Was tut die Evangelische Kirche, um zu verhindern, dass immer weniger Kinder den Religionsunterricht besuchen?

Religionsunterricht muss ansprechend sein. Er muss die Wahrnehmungen und Fragen der Schülerinnen und Schüler aufgreifen. Im Fachbegriff heißt dies Subjektorientierung. Religionsunterricht erfolgt also von Schülern aus, aus deren Perspektive. Es geht also weder um eine bloße Vermittlung von Inhalten, obwohl diese wichtig sind. Es geht vielmehr darum, sich gemeinsam mit Schülern auf den Weg zu machen, Antworten auf existenzielle Fragen zu finden, ohne immer und für alles eine Antwort parat zu haben – beispielsweise bei der oft gestellten Frage: Warum lässt Gott das zu?

An vielen Schulen gibt es konfessionell-kooperativen Religionsunterricht. Was ist damit gemeint?

Das bedeutet, dass evangelische und katholische Schüler zusammen nach einem gemeinsam vereinbarten Bildungsplan ein Jahr von einer evangelischen und ein Jahr von einer katholischen Lehrkraft unterrichtet werden. Diese Form ist insbesondere in den ersten beiden Grundschulklassen sehr beliebt, weil die Schüler dann weitgehend im Klassenverband unterrichtet werden können.

Bald ist Ostern. Wie machen Religionslehrer Kindern klar, dass hinter dem Fest mehr steckt als die Suche nach bunten Eiern?

Warum nicht am Ostereiersuchen anknüpfen? Es gibt dazu eine schöne Geschichte: Ein Herrscher, der den Christen alles andere als wohlgesonnen war, zweifelte daran, dass Jesus von den Toten auferstanden sein sollte: „Das will ich dir erst glauben, wenn du aus einem toten Stein neues Leben erwecken kannst.“ Die Christin kaufte bei einem Bauern ein fast ausgebrütetes Entenei und hielt es dem Kaiser entgegen. Da riss die Eierschale einen Spalt breit auf, bis ein Küken zum Vorschein kam. Auch das Thema Suchen bietet eine Anknüpfungsmöglichkeit. Schließlich haben die Frauen am Ostermorgen Jesus am Grab gesucht. Von solchen und anderen Punkten aus lässt sich die Geschichte von Jesu Passion und Auferweckung gut erzählen – So wie sich die ersten Christen diese Geschichte auch erzählt haben, als Glaubens- und Ermutigungsgeschichte, die ihnen geholfen hat.

Die Ostergeschichte ist recht grausam. Ist sie Kindern im Grundschulalter schon zuzumuten?

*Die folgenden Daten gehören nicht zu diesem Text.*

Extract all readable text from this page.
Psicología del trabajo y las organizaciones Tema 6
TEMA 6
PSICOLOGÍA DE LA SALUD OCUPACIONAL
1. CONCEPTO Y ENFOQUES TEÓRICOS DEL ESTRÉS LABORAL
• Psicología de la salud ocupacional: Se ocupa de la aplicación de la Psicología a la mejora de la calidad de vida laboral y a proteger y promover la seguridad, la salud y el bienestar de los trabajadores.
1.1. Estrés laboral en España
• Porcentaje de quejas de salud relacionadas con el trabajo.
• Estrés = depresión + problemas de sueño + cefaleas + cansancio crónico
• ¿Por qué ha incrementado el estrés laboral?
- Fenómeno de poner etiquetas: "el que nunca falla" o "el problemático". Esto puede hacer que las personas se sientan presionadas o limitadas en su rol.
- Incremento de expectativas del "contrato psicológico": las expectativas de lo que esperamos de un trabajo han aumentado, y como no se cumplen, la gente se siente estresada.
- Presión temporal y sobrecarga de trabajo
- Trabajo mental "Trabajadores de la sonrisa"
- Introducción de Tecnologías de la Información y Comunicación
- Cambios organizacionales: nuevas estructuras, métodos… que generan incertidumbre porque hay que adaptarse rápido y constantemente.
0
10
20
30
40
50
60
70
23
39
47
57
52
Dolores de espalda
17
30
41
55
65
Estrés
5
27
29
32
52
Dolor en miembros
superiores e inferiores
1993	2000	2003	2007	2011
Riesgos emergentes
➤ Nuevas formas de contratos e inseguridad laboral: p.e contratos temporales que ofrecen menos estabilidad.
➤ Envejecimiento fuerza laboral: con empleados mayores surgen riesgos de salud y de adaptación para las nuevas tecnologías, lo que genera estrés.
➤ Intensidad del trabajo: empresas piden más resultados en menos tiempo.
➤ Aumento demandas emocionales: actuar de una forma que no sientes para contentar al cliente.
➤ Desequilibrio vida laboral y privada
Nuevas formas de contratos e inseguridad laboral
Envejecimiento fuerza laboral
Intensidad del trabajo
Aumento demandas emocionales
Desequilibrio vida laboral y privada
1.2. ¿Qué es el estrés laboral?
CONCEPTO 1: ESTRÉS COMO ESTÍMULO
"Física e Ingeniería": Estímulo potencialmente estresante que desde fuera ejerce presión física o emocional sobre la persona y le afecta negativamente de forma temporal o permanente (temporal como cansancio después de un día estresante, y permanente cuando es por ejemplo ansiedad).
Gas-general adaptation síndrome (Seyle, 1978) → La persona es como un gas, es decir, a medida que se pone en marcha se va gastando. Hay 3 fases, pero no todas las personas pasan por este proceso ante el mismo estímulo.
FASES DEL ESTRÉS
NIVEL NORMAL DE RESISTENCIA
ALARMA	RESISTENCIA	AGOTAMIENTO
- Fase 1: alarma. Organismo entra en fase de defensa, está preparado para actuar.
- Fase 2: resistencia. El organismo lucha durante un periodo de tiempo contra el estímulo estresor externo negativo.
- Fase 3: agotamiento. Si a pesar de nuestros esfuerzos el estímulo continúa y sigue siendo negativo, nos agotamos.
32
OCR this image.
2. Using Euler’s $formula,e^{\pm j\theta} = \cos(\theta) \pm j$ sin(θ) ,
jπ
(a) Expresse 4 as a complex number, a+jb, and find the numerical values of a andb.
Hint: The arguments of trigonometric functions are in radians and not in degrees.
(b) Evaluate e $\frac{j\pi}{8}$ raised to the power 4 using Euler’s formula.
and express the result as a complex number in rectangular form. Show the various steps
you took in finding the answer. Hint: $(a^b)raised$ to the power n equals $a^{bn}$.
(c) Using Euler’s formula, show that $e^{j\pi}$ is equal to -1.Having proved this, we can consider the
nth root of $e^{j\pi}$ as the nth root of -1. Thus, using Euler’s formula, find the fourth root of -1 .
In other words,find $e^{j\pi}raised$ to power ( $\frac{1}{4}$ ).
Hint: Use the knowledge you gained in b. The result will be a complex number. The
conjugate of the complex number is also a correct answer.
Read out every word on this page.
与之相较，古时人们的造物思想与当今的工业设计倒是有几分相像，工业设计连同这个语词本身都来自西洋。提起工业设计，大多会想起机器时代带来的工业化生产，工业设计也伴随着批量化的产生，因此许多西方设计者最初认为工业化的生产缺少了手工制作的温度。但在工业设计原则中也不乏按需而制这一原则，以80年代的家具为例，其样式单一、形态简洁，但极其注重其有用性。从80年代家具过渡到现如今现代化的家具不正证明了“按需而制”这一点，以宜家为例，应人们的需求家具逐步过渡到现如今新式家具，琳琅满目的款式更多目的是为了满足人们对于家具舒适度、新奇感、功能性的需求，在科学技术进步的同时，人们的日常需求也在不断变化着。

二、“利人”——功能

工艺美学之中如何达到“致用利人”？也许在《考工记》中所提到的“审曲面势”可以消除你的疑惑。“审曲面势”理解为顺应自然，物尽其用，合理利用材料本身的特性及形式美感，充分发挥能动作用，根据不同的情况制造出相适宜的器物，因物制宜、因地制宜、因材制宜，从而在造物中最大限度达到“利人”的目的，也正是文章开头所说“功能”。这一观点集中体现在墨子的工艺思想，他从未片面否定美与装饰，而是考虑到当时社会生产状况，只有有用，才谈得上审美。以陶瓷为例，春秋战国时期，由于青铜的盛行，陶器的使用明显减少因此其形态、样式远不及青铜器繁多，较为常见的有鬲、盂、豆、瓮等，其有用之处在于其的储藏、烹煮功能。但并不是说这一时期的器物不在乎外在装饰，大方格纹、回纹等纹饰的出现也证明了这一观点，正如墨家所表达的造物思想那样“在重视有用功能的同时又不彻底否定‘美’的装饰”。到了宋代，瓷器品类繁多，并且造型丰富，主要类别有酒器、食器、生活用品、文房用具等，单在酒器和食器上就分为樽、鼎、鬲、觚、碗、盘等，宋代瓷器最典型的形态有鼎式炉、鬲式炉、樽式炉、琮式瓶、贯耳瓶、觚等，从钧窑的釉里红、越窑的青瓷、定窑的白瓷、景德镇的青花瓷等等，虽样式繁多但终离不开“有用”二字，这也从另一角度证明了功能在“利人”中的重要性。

Nicht die Ostergeschichte ist problematisch, sondern die Frage, wie man mit Kindern das Leiden und Sterben Jesu bespricht. Hier geht der Bildungsplan sehr behutsam vor. Dabei ist theologisch wichtig: Das Leiden Jesu geschieht nicht, wie vielfach und in langer Tradition missverstanden, weil Gott ein Opfer bräuchte, um aus einem zornigen wieder zu einem lieben Gott zu werden. Im Gegenteil: Die Auferweckung Jesu zeigt: Gottes Liebe ist stärker als alle Mächte der Welt. Das ist die Botschaft. Gerade am Beispiel des Jüngers Petrus wird deutlich, dass Gottes Liebe uns auch dann gilt, wenn wir uns selbst überschätzen, scheitern und schuldig werden. So erzählt, ist die Passions- und Ostergeschichte alles andere als eine Zumutung, sondern vielmehr eine Mutmachgeschichte, die zum und im Leben hilft.